Posted : 05/08/2025 12:28 AM
(@vu84v2)
Posts: 163
Freshman
 

David81 - Excellent points regarding "values and meaningful purposeful lives" as the centerpiece of Valpo's value proposition. And once again, you seem to be able to state my thoughts in a far more articulate manner than I would.

 
Posted : 05/08/2025 10:43 AM
(@vuindiana)
Posts: 226
Junior Varsity
 

@David81, yeah, I think that makes sense... though if I were to quibble, maybe it's just that it seems a little overly optimistic about 'values'?

It's not that students are somehow value-less and then come seeking values as some kind of clearly positive tradition. At this point, most students DO have values - but it shows up in strange ways, like in the assumption that it's more fair to turn a blind eye to one's own or one's peers' cheating than to 'snitch,' that it's more moral to do what's efficient (lift work from peers, or have chatgpt do it) than to do things the inefficient way oneself, and it's more responsible to make a lot of money for oneself than do something with lesser ROI. If the university wants to teach 'values,' it is to some extent a de-learning of values as much as it is a learning of new ones.

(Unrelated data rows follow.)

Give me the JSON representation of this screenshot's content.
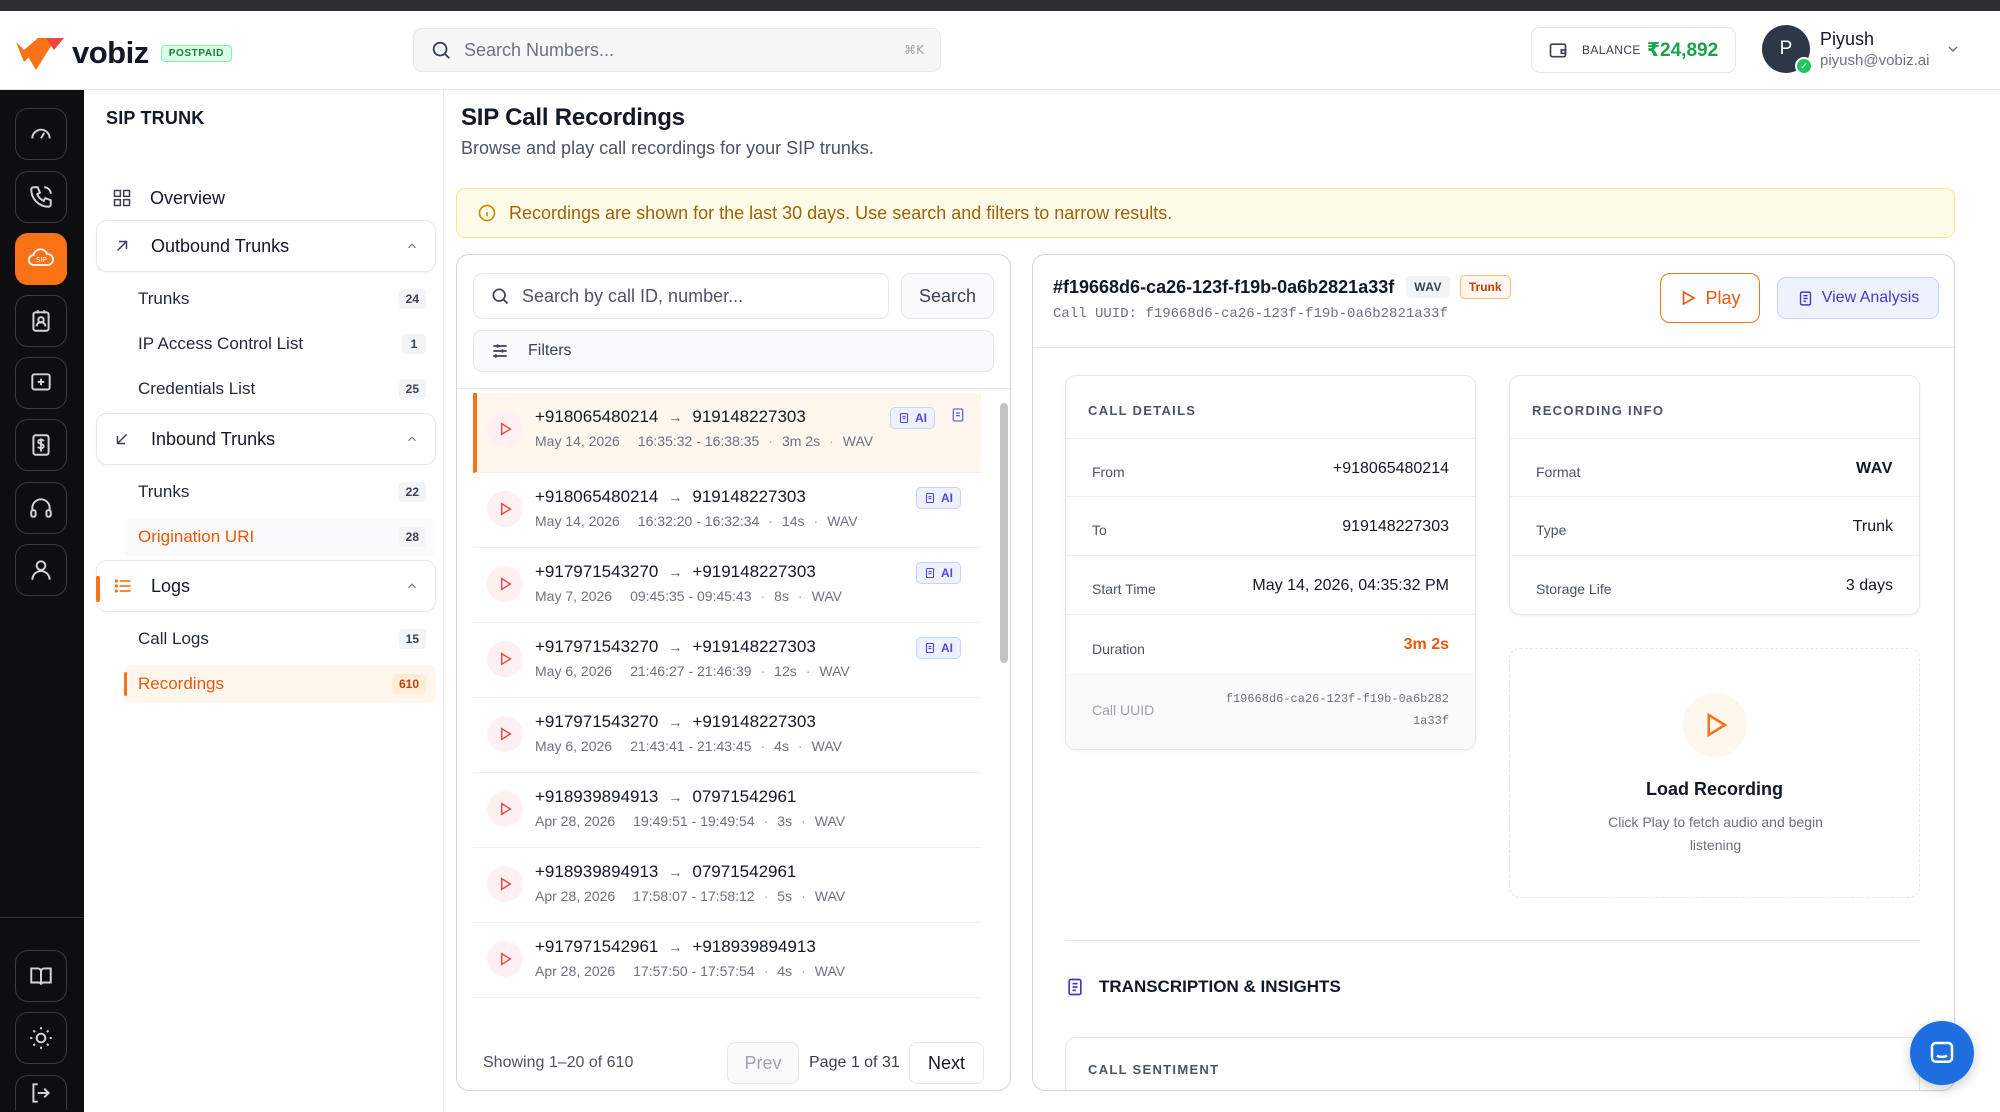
{
  "brand": {
    "name": "vobiz",
    "plan_badge": "POSTPAID",
    "accent": "#f97316"
  },
  "topbar": {
    "search_placeholder": "Search Numbers...",
    "search_shortcut": "⌘K",
    "balance_label": "BALANCE",
    "balance_value": "₹24,892",
    "user": {
      "initial": "P",
      "name": "Piyush",
      "email": "piyush@vobiz.ai"
    }
  },
  "rail": {
    "icons": [
      "dashboard-icon",
      "phone-icon",
      "sip-cloud-icon",
      "contact-card-icon",
      "message-plus-icon",
      "billing-icon",
      "headset-icon",
      "user-icon"
    ],
    "bottom_icons": [
      "book-icon",
      "sun-icon",
      "logout-icon"
    ]
  },
  "subnav": {
    "title": "SIP TRUNK",
    "overview": "Overview",
    "outbound": {
      "label": "Outbound Trunks",
      "items": [
        {
          "label": "Trunks",
          "count": "24"
        },
        {
          "label": "IP Access Control List",
          "count": "1"
        },
        {
          "label": "Credentials List",
          "count": "25"
        }
      ]
    },
    "inbound": {
      "label": "Inbound Trunks",
      "items": [
        {
          "label": "Trunks",
          "count": "22"
        },
        {
          "label": "Origination URI",
          "count": "28"
        }
      ]
    },
    "logs": {
      "label": "Logs",
      "items": [
        {
          "label": "Call Logs",
          "count": "15"
        },
        {
          "label": "Recordings",
          "count": "610"
        }
      ]
    }
  },
  "page": {
    "title": "SIP Call Recordings",
    "subtitle": "Browse and play call recordings for your SIP trunks.",
    "banner": "Recordings are shown for the last 30 days. Use search and filters to narrow results."
  },
  "list": {
    "search_placeholder": "Search by call ID, number...",
    "search_button": "Search",
    "filters_label": "Filters",
    "ai_label": "AI",
    "rows": [
      {
        "from": "+918065480214",
        "to": "919148227303",
        "date": "May 14, 2026",
        "time": "16:35:32 - 16:38:35",
        "duration": "3m 2s",
        "format": "WAV"
      },
      {
        "from": "+918065480214",
        "to": "919148227303",
        "date": "May 14, 2026",
        "time": "16:32:20 - 16:32:34",
        "duration": "14s",
        "format": "WAV"
      },
      {
        "from": "+917971543270",
        "to": "+919148227303",
        "date": "May 7, 2026",
        "time": "09:45:35 - 09:45:43",
        "duration": "8s",
        "format": "WAV"
      },
      {
        "from": "+917971543270",
        "to": "+919148227303",
        "date": "May 6, 2026",
        "time": "21:46:27 - 21:46:39",
        "duration": "12s",
        "format": "WAV"
      },
      {
        "from": "+917971543270",
        "to": "+919148227303",
        "date": "May 6, 2026",
        "time": "21:43:41 - 21:43:45",
        "duration": "4s",
        "format": "WAV"
      },
      {
        "from": "+918939894913",
        "to": "07971542961",
        "date": "Apr 28, 2026",
        "time": "19:49:51 - 19:49:54",
        "duration": "3s",
        "format": "WAV"
      },
      {
        "from": "+918939894913",
        "to": "07971542961",
        "date": "Apr 28, 2026",
        "time": "17:58:07 - 17:58:12",
        "duration": "5s",
        "format": "WAV"
      },
      {
        "from": "+917971542961",
        "to": "+918939894913",
        "date": "Apr 28, 2026",
        "time": "17:57:50 - 17:57:54",
        "duration": "4s",
        "format": "WAV"
      }
    ],
    "footer": {
      "showing": "Showing 1–20 of 610",
      "prev": "Prev",
      "page": "Page 1 of 31",
      "next": "Next"
    }
  },
  "detail": {
    "id": "#f19668d6-ca26-123f-f19b-0a6b2821a33f",
    "format_tag": "WAV",
    "type_tag": "Trunk",
    "uuid_line": "Call UUID: f19668d6-ca26-123f-f19b-0a6b2821a33f",
    "play_label": "Play",
    "analysis_label": "View Analysis",
    "call_details": {
      "title": "CALL DETAILS",
      "from_label": "From",
      "from_value": "+918065480214",
      "to_label": "To",
      "to_value": "919148227303",
      "start_label": "Start Time",
      "start_value": "May 14, 2026, 04:35:32 PM",
      "duration_label": "Duration",
      "duration_value": "3m 2s",
      "uuid_label": "Call UUID",
      "uuid_value": "f19668d6-ca26-123f-f19b-0a6b2821a33f"
    },
    "recording_info": {
      "title": "RECORDING INFO",
      "format_label": "Format",
      "format_value": "WAV",
      "type_label": "Type",
      "type_value": "Trunk",
      "storage_label": "Storage Life",
      "storage_value": "3 days"
    },
    "load": {
      "title": "Load Recording",
      "desc": "Click Play to fetch audio and begin listening"
    },
    "transcription_title": "TRANSCRIPTION & INSIGHTS",
    "sentiment_title": "CALL SENTIMENT"
  }
}
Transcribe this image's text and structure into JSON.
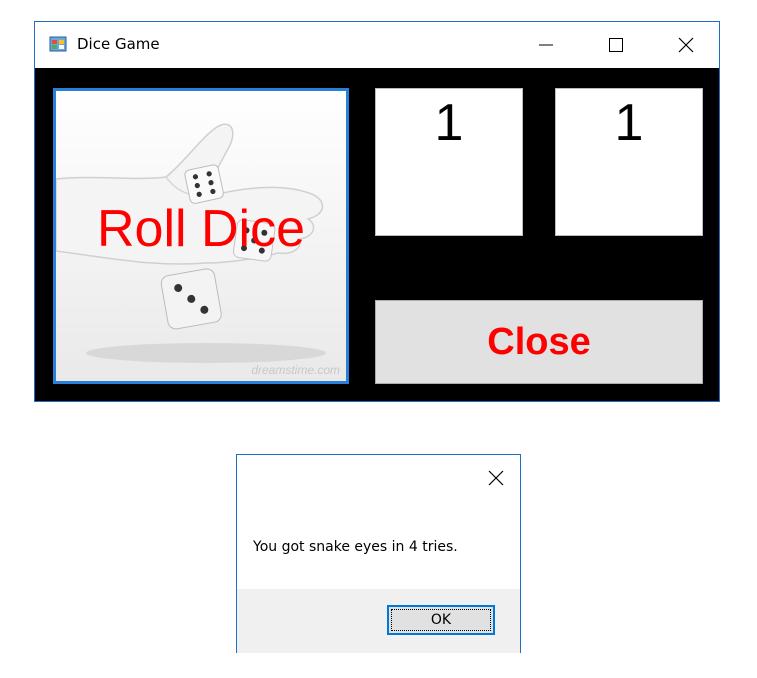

So I'm just kind of dim on generic 'values' talk, since there are plenty of values out there (shaped by Amazon, political headlines, credit card companies, football advertisements, and everything else under the sun) but they're not necessarily worth the endorsement of the university.

 
Posted : 05/08/2025 1:30 PM
 Rez
(@rezynezy)
Posts: 1212
Varsity
 

Look. At some point the school has to look into marketing more. This is probably the 5th time in the span of 2 months I have seen people on the internet go to forums and message boards (reddit) and ask people there if the school is good. The question is the same every time.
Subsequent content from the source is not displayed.